During my stay in Russia, that same Prince Galitzin was the victim of probably the cleverest piece of fraud ever perpetrated, in which his luck forsook him. He was a great amateur of diamonds and precious stones, and also claimed to be a judge. One day, in the card-room of the English club at Moscow, he noticed an Italian wearing a ring with a diamond of the first water, and of extraordinary size. The prince went up to the wearer of this magnificent jewel, and asked to be allowed to look at it. ‘And you also, prince, are taken in by it,’ replied the Italian. ‘What looks to you like a diamond is only a bit of paste, very beautiful paste, but after all, paste.’
The prince shook his head. ‘No paste ever sparkled like that.
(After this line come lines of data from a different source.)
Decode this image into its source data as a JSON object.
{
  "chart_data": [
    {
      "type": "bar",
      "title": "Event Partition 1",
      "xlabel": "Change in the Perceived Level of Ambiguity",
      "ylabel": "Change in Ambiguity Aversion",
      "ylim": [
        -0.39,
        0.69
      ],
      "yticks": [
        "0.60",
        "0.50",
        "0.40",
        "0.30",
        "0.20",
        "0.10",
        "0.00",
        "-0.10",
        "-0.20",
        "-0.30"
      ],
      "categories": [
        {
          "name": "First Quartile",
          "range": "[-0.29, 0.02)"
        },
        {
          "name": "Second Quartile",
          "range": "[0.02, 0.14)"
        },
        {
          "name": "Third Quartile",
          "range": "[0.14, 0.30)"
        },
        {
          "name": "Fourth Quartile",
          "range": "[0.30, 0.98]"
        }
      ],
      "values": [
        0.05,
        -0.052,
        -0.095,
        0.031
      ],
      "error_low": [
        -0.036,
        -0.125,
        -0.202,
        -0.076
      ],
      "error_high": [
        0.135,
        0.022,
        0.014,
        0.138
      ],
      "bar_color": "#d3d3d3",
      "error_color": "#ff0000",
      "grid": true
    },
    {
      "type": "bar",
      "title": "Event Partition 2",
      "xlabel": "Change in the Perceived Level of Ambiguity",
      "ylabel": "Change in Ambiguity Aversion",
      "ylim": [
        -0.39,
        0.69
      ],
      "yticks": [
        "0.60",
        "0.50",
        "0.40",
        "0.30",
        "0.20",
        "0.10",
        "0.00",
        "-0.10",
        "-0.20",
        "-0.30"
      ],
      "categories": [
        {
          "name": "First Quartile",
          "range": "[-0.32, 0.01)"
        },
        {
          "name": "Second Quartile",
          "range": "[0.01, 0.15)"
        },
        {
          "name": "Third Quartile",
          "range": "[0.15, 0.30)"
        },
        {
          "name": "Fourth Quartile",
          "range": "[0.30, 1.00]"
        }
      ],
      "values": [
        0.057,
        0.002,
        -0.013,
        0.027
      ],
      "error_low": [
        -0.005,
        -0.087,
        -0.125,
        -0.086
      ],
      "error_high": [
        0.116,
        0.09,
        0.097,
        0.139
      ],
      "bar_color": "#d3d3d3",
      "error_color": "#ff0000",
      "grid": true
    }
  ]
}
Will you mind confiding it to me for a few hours?’ he asked. ‘I wish to show it to the emperor’s jeweller, in order to prove to him the rare degree of perfection imitation can attain.’
The Italian made not the least difficulty in granting the request. The prince ran to the jeweller to ask him the value of the magnificent single stone. The dealer examined, weighed, and tested the thing, admitting that he had rarely seen so perfect a specimen of petrified carbon. ‘But it’s a bit of paste,’ exclaimed the prince with glee. The dealer examined and weighed again, subjected the stone to more tests, and finally pronounced the gem to be a diamond, a diamond of the first water, which in the trade would fetch at the lowest estimate a hundred thousand roubles, and for which he, if it was to be disposed of, would be willing to give eighty thousand. Galitzin makes the dealer repeat his words again and again, and finally returns to the card-room, where the Italian is engaged in a quiet game of piquet. The prince gives him his ring, asking him to sell it; to which the Italian replies that he is not in want of money, and that in any case the ring has not the slightest value. Galitzin will not take no for an answer, but cannot get the Italian to budge. He sets great store by the bauble, not because of its worth, because it has none, but for the associations attached to it, inasmuch as his mother gave it to him, exacting his promise never to part with it. Seduced by the prospect of an enormous bargain, Galitzin would take no refusal, offered ten thousand roubles, increased his offer to thirty thousand, and finally proposed fifty thousand.’
‘Very well, prince,’ said the Italian, as if weary of the struggle, ‘fifty thousand be it then; and you, gentlemen—’ this, turning to the lookers-on—‘you can bear witness that the prince compels me to sell him for fifty thousand roubles a mere bit of paste.’
‘Never mind, give me the ring,’ exclaimed Galitzin impatiently; ‘I know what I am doing.’ Thereupon the Italian took the ring off his finger and handed it to the prince, who, delighted with his purchase, gave him there and then a voucher for fifty thousand roubles, to be paid at sight by his business-manager. An hour afterwards the money was in the Italian’s pocket, and the next morning Galitzin repaired once more to the jeweller’s, telling him of his success in obtaining the diamond, and holding it up for his inspection.
‘But this is only a bit of paste,’ exclaims the dealer; ‘a splendid bit of paste, but after all, paste. It’s wonderful, though, how closely it resembles the single stone you showed me yesterday. It’s the same size, the same cut, the same shape. It’s calculated to deceive better judges than your excellency.’